Re: Proposed Charter and Agenda for IRI BOF at IETF 76 from Maciej Stachowiak on 2009-09-26 (public-iri@w3.org from September 2009)

From: Maciej Stachowiak <mjs@apple.com>
Date: Sat, 26 Sep 2009 16:37:47 -0700
To: Mark Nottingham <mnot@mnot.net>
Cc: "Roy T. Fielding" <fielding@gbiv.com>, Larry Masinter <masinter@adobe.com>, "PUBLIC-IRI@W3.ORG" <PUBLIC-IRI@w3.org>
Message-id: <0D37D7F2-8092-40C7-B2C3-A160116698B6@apple.com>
On Sep 26, 2009, at 3:04 PM, Mark Nottingham wrote:

> I agree with Roy, and would add that this document hides the new  
> information (i.e., how to get from random bits to a valid URI or  
> IRI) too deeply; for example, if HTTPbis wanted to reference this  
> thing, it would need to do so by specifying a section in the IRI  
> spec, even though HTTP doesn't use IRIs at all.
>
> What I'd like to see is:
>  a. A revision of the IRI spec (if necessary), and
>  b. A new spec defining how to get from random bits to a URI or an  
> IRI (allowing the application to choose which one it needs to end up  
> with).
>
> Then, different specs can refer to URIs if they want to, IRIs if  
> they want to, and optionally specify this processing as a step  
> beforehand, and do so clearly.

It seems like the only difference between your proposal and Larry's is  
whether strict processing of IRIs and lenient processing of strings  
that may or may not be valid IRIs are in the same spec or two separate  
specs.

I don't see a great advantage in splitting the specs, as this makes  
cross-references more complicated. If it were just a matter of  
transforming the kind of string that may appear in an "href" attribute  
into a valid IRI, then your proposal might be plausible. However, in  
addition to converting to a URI, HTML UAs also need to be able to do  
the following to resource identifiers treated with lenient processing:  
(a) separate into components, even when the string is not a valid URI  
or IRI, and in a way that is not necessarily equivalent to first  
converting to a valid IRI or URI; (b) resolve a reference relative to  
a base when either the reference or the base might not be a valid URI  
or IRI; (c) determine if a reference is "absolute" even if it might  
not be a valid URI or IRI. That would mean a great deal of algorithms  
defined in a totally separate place from the URI spec. This is what  
the Web Address spec[1] attempted to do, and it ends up duplicating a  
lot of concepts from IRI/URI. This effort was set aside in favor of  
IRIbis incorporating the necessary content.

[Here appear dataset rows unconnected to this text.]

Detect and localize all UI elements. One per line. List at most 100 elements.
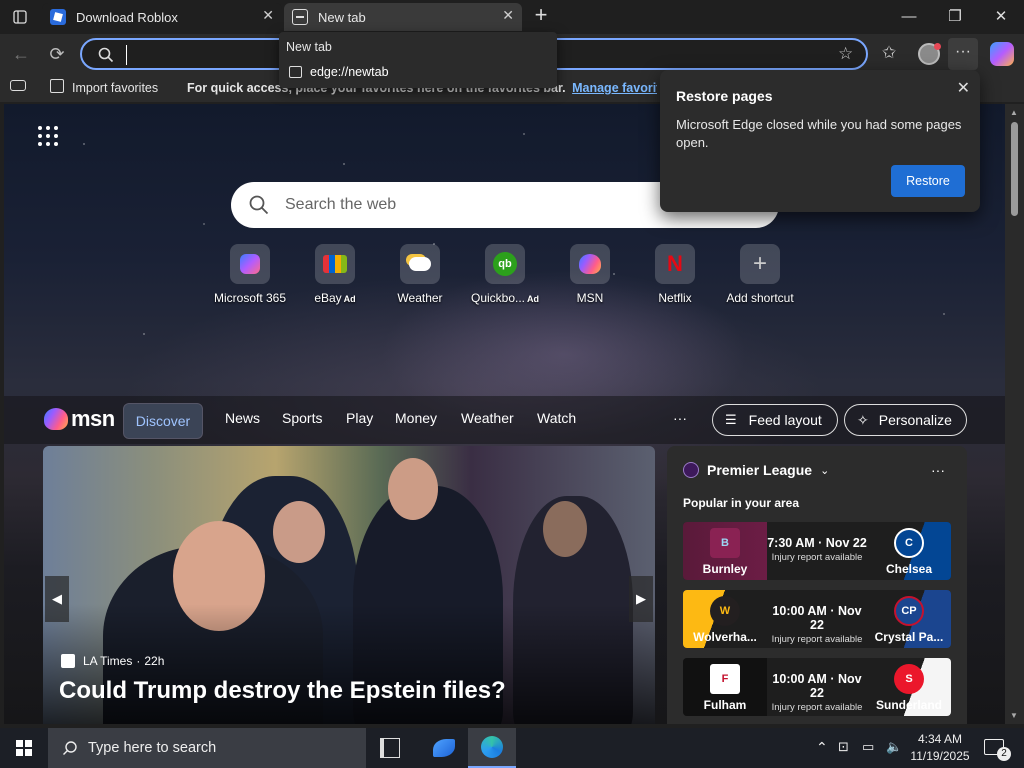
copilot-icon[interactable] <box>990 42 1014 66</box>
tab-new-tab[interactable]: New tab ✕ <box>284 3 522 31</box>
clock[interactable]: 4:34 AM 11/19/2025 <box>905 731 975 765</box>
match-row[interactable]: F Fulham 10:00 AM · Nov 22 Injury report… <box>683 658 951 716</box>
home-team: W Wolverha... <box>683 590 767 648</box>
home-team-name: Wolverha... <box>693 630 757 644</box>
league-selector[interactable]: Premier League ⌄ <box>683 462 829 478</box>
feed-layout-button[interactable]: ☰ Feed layout <box>712 404 838 436</box>
suggestion-item[interactable]: edge://newtab <box>289 65 389 79</box>
quick-link-label: eBay <box>314 291 342 305</box>
scroll-thumb[interactable] <box>1011 122 1018 216</box>
hero-separator: · <box>136 654 141 668</box>
taskbar-search-box[interactable]: Type here to search <box>48 728 366 768</box>
clock-time: 4:34 AM <box>917 732 963 746</box>
restore-window-button[interactable]: ❐ <box>932 0 978 32</box>
tab-play[interactable]: Play <box>346 410 373 426</box>
home-team-name: Burnley <box>702 562 748 576</box>
quick-link-ebay[interactable]: eBay Ad <box>290 244 380 305</box>
more-tabs-button[interactable]: ··· <box>673 410 687 426</box>
favorites-icon[interactable]: ✩ <box>882 43 896 63</box>
apps-launcher-icon[interactable] <box>38 126 58 146</box>
wolves-crest-icon: W <box>710 596 740 626</box>
quick-link-microsoft-365[interactable]: Microsoft 365 <box>205 244 295 305</box>
carousel-next-button[interactable]: ▶ <box>629 576 653 622</box>
minimize-button[interactable]: — <box>886 0 932 32</box>
page-scrollbar[interactable]: ▲ ▼ <box>1005 104 1024 724</box>
close-tab-icon[interactable]: ✕ <box>262 7 274 24</box>
sports-subtitle: Popular in your area <box>683 496 800 510</box>
start-button[interactable] <box>0 728 48 768</box>
quick-link-quickbooks[interactable]: qb Quickbo... Ad <box>460 244 550 305</box>
collections-icon[interactable] <box>10 80 26 91</box>
import-favorites-button[interactable]: Import favorites <box>72 81 158 95</box>
carousel-prev-button[interactable]: ◀ <box>45 576 69 622</box>
taskbar-search-placeholder: Type here to search <box>88 740 217 756</box>
scroll-up-arrow[interactable]: ▲ <box>1010 108 1018 117</box>
tab-actions-button[interactable] <box>8 6 32 28</box>
away-team: CP Crystal Pa... <box>867 590 951 648</box>
personalize-label: Personalize <box>878 412 952 428</box>
network-icon[interactable]: ▭ <box>862 739 874 755</box>
sports-more-button[interactable]: ··· <box>931 462 945 478</box>
scroll-down-arrow[interactable]: ▼ <box>1010 711 1018 720</box>
back-button[interactable]: ← <box>6 40 36 68</box>
sunderland-crest-icon: S <box>894 664 924 694</box>
match-info: 10:00 AM · Nov 22 Injury report availabl… <box>767 604 867 645</box>
quickbooks-icon: qb <box>485 244 525 284</box>
tab-money[interactable]: Money <box>395 410 437 426</box>
msn-icon <box>570 244 610 284</box>
new-tab-button[interactable]: + <box>528 4 554 28</box>
quick-link-msn[interactable]: MSN <box>545 244 635 305</box>
volume-muted-icon[interactable]: 🔈 <box>886 739 902 755</box>
taskbar-app-swift[interactable] <box>420 728 468 768</box>
fulham-crest-icon: F <box>710 664 740 694</box>
tab-watch[interactable]: Watch <box>537 410 576 426</box>
tab-weather[interactable]: Weather <box>461 410 514 426</box>
away-team-name: Crystal Pa... <box>874 630 944 644</box>
hero-headline[interactable]: Could Trump destroy the Epstein files? <box>59 677 506 705</box>
msn-logo[interactable]: msn <box>44 406 115 432</box>
restore-button[interactable]: Restore <box>891 165 965 197</box>
ad-badge: Ad <box>343 294 356 304</box>
match-status: Injury report available <box>771 702 863 713</box>
favorite-star-icon[interactable]: ☆ <box>838 44 853 64</box>
tab-download-roblox[interactable]: Download Roblox ✕ <box>42 3 282 31</box>
close-window-button[interactable]: ✕ <box>978 0 1024 32</box>
feed-layout-label: Feed layout <box>748 412 822 428</box>
tab-discover[interactable]: Discover <box>123 403 203 439</box>
quick-link-weather[interactable]: Weather <box>375 244 465 305</box>
close-icon[interactable]: ✕ <box>957 78 970 98</box>
close-tab-icon[interactable]: ✕ <box>502 7 514 24</box>
security-icon[interactable]: ⊡ <box>838 739 849 755</box>
notification-center-button[interactable]: 2 <box>984 739 1011 761</box>
manage-favorites-link[interactable]: Manage favorites now <box>572 81 657 95</box>
match-status: Injury report available <box>771 552 863 563</box>
chelsea-crest-icon: C <box>894 528 924 558</box>
personalize-button[interactable]: ✧ Personalize <box>844 404 967 436</box>
refresh-button[interactable]: ⟳ <box>42 40 72 68</box>
msn-feed-header: msn Discover News Sports Play Money Weat… <box>4 396 1005 444</box>
windows-logo-icon <box>16 740 32 756</box>
task-view-button[interactable] <box>380 738 400 758</box>
la-times-logo <box>61 654 75 668</box>
match-row[interactable]: B Burnley 7:30 AM · Nov 22 Injury report… <box>683 522 951 580</box>
hero-news-card[interactable]: ◀ ▶ LA Times · 22h Could Trump destroy t… <box>43 446 655 724</box>
settings-more-button[interactable]: ··· <box>948 38 978 70</box>
hero-age: 22h <box>144 654 165 668</box>
sparkle-icon: ✧ <box>857 411 869 428</box>
profile-avatar[interactable] <box>918 43 941 65</box>
quick-link-netflix[interactable]: N Netflix <box>630 244 720 305</box>
tab-news[interactable]: News <box>225 410 260 426</box>
away-team: C Chelsea <box>867 522 951 580</box>
tab-strip: Download Roblox ✕ New tab ✕ + — ❐ ✕ <box>0 0 1024 34</box>
edge-icon <box>481 736 503 758</box>
match-row[interactable]: W Wolverha... 10:00 AM · Nov 22 Injury r… <box>683 590 951 648</box>
quick-link-label: Add shortcut <box>726 291 794 305</box>
search-placeholder: Search the web <box>285 196 397 213</box>
sliders-icon: ☰ <box>725 412 737 427</box>
taskbar-app-edge[interactable] <box>468 728 516 768</box>
match-info: 10:00 AM · Nov 22 Injury report availabl… <box>767 672 867 713</box>
add-shortcut-button[interactable]: + Add shortcut <box>715 244 805 305</box>
show-hidden-icons-button[interactable]: ⌃ <box>816 739 828 756</box>
tab-sports[interactable]: Sports <box>282 410 322 426</box>
msn-butterfly-icon <box>44 408 68 430</box>
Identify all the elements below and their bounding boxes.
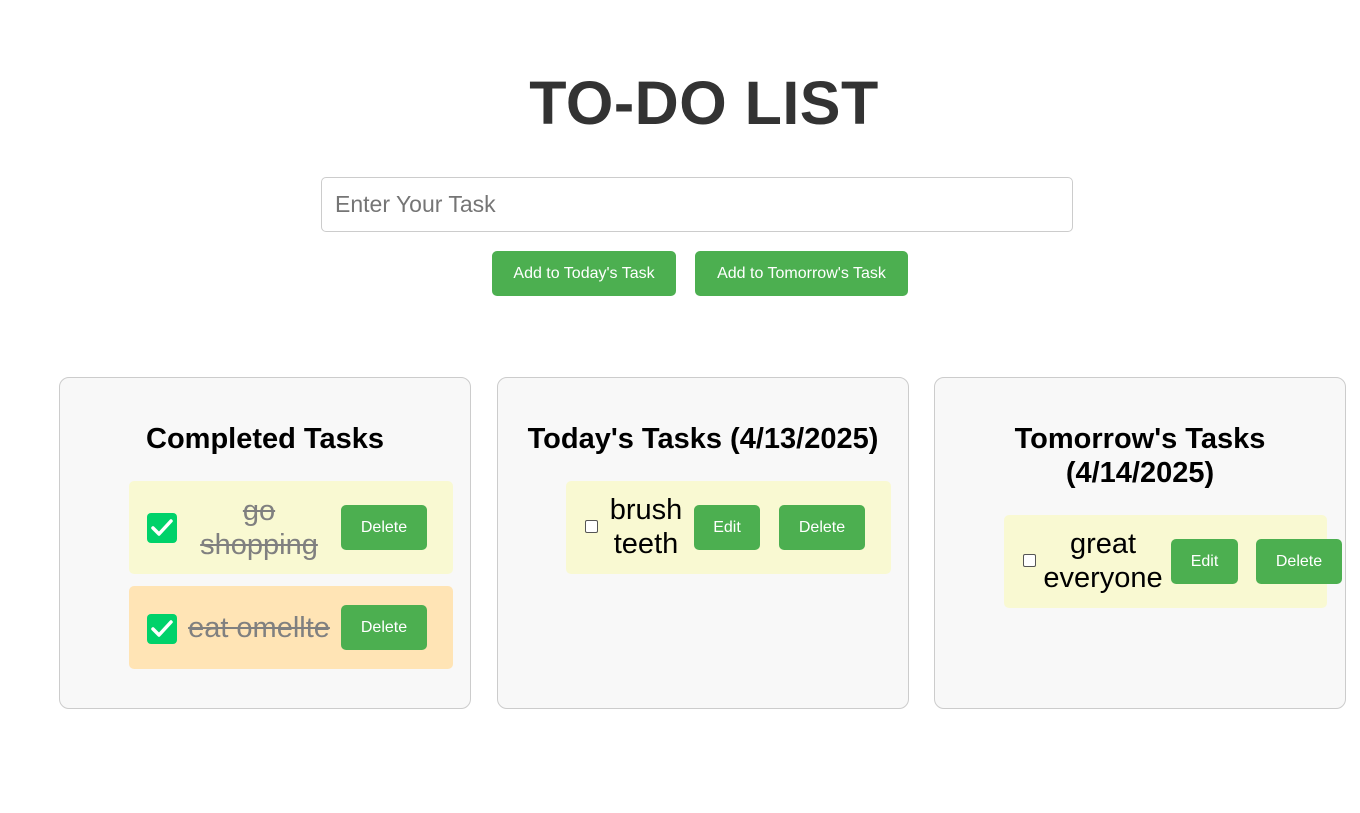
task-input[interactable] [321, 177, 1073, 232]
edit-button[interactable]: Edit [1171, 539, 1238, 584]
delete-button[interactable]: Delete [341, 505, 427, 550]
task-checkbox[interactable] [1023, 554, 1036, 567]
delete-button[interactable]: Delete [1256, 539, 1342, 584]
today-task-item: brush teeth Edit Delete [566, 481, 891, 574]
tomorrow-tasks-title: Tomorrow's Tasks (4/14/2025) [1014, 423, 1266, 489]
task-text: go shopping [200, 495, 318, 561]
checked-checkbox-icon[interactable] [147, 614, 177, 644]
completed-tasks-panel: Completed Tasks go shopping Delete eat o… [59, 377, 471, 709]
task-text: great everyone [1043, 528, 1163, 594]
completed-tasks-title: Completed Tasks [146, 423, 384, 455]
delete-button[interactable]: Delete [341, 605, 427, 650]
add-today-task-button[interactable]: Add to Today's Task [492, 251, 676, 296]
add-tomorrow-task-button[interactable]: Add to Tomorrow's Task [695, 251, 908, 296]
tomorrow-task-item: great everyone Edit Delete [1004, 515, 1342, 608]
completed-task-item: go shopping Delete [129, 481, 453, 574]
checked-checkbox-icon[interactable] [147, 513, 177, 543]
task-checkbox[interactable] [585, 520, 598, 533]
completed-task-item: eat omellte Delete [129, 586, 453, 669]
today-tasks-title: Today's Tasks (4/13/2025) [527, 423, 879, 455]
task-text: eat omellte [188, 612, 330, 644]
edit-button[interactable]: Edit [694, 505, 760, 550]
delete-button[interactable]: Delete [779, 505, 865, 550]
page-title: TO-DO LIST [529, 69, 879, 137]
task-text: brush teeth [609, 494, 683, 560]
today-tasks-panel: Today's Tasks (4/13/2025) brush teeth Ed… [497, 377, 909, 709]
tomorrow-tasks-panel: Tomorrow's Tasks (4/14/2025) great every… [934, 377, 1346, 709]
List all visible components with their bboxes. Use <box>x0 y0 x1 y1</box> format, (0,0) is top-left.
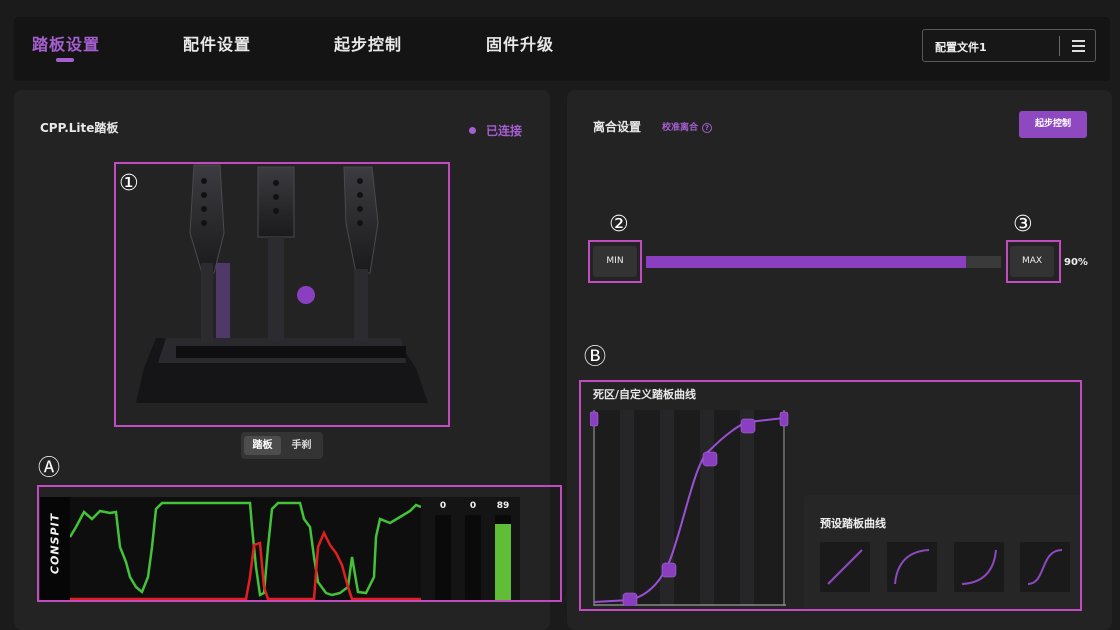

I do agree that the lenient processing rules are hidden too deeply in  
Larry's current draft, but I do not think this is intrinsic to the  
content being in a single document.

Note: it's not clear to me why HTTPbis would want to reference lenient  
processing rules for URIs/IRIs. Are HTTP servers and proxies not  
strict in what they accept?

Regards,
Maciej

[1] http://www.w3.org/html/wg/href/draft.html

>
>
> On 26/09/2009, at 5:19 AM, Roy T. Fielding wrote:
>
>> Larry, your changes to the IRI draft make it incomprehensible.
>>
>> I think this is getting ridiculous.  We don't need a working group.
>> We don't even need an updated draft, at least not for LEIRI, Href,
>> and whatever it is that we call HTML5 references.
>>
>> HTML5 wants to specify the *process* of taking arbitrary data entry
>> in various places and transforming it into a) something the browser
>> displays, and b) a URI for use on the wire.  What they are calling  
>> URL
>> is the arbitrary data entry part, NOT the resulting URI, which is why
>> it is so frigging annoying and inconsistent with all other standards.
>> LEIRI made the same mistake.
>>
>> The purpose of IRI is to specify the allowed syntax for what one
>> might see on the side of a bus as a Web address in i18n-friendly,
>> human-readable form.  That is why the IRI syntax does not allow
>> common delimiters like whitespace, quotes, and brackets (except
>> for IPv6 literals).  It does not define a data-entry box.
>>
>> URI is in the same boat, except that it also defines the allowed
>> syntax for on-the-wire usage in HTTP, etc.  It is intentionally
>> limited for use in embedded plain text.  It does not define a
>> data entry box.
>>
>> Both IRI and URI are intended to define standards for the Internet
>> in the same way as the US Postal Service residential addresses have
>> a standard normal form.  The fact that an envelope does not prevent
>> a person from writing an arbitrary form of address in the hope that
>> a mail carrier can interpret it for them is not an indication that
>> the standard is somehow "wrong" -- what matters is that following
>> the standard is known to be interoperable, and everything else is
>> just an experiment in forgiveness.
>>
>> What HTML5 wants to define is how to process a data entry box
>> in the same way across all browser implementations, and there is
>> nothing wrong with such a definition appearing in HTML5 *except*
>> for the fact that the editor has chosen an existing well-known
>> term that means something else to describe it, which conflicts
>> with all prior uses of that term.  Just stop that nonsense by
>> changing the HTML5 draft wording to talk about references, not URLs.
>> HTML5 does not require changes to IRI, and certainly not to URI.
>>
>> Changing IRI (or URI) so that it conforms both to the side of a
>> bus definition and a data entry definition is insane.  They are
>> not the same thing.  They do not share the same concerns.  A
>> reference might allow anything, depending on its context and the
>> technology used to parse it; it is the post-processing that
>> produces an IRI/URI.
>>
>> ....Roy
>>
>
>
> --
> Mark Nottingham     http://www.mnot.net/
>
>
Received on Saturday, 26 September 2009 23:38:28 UTC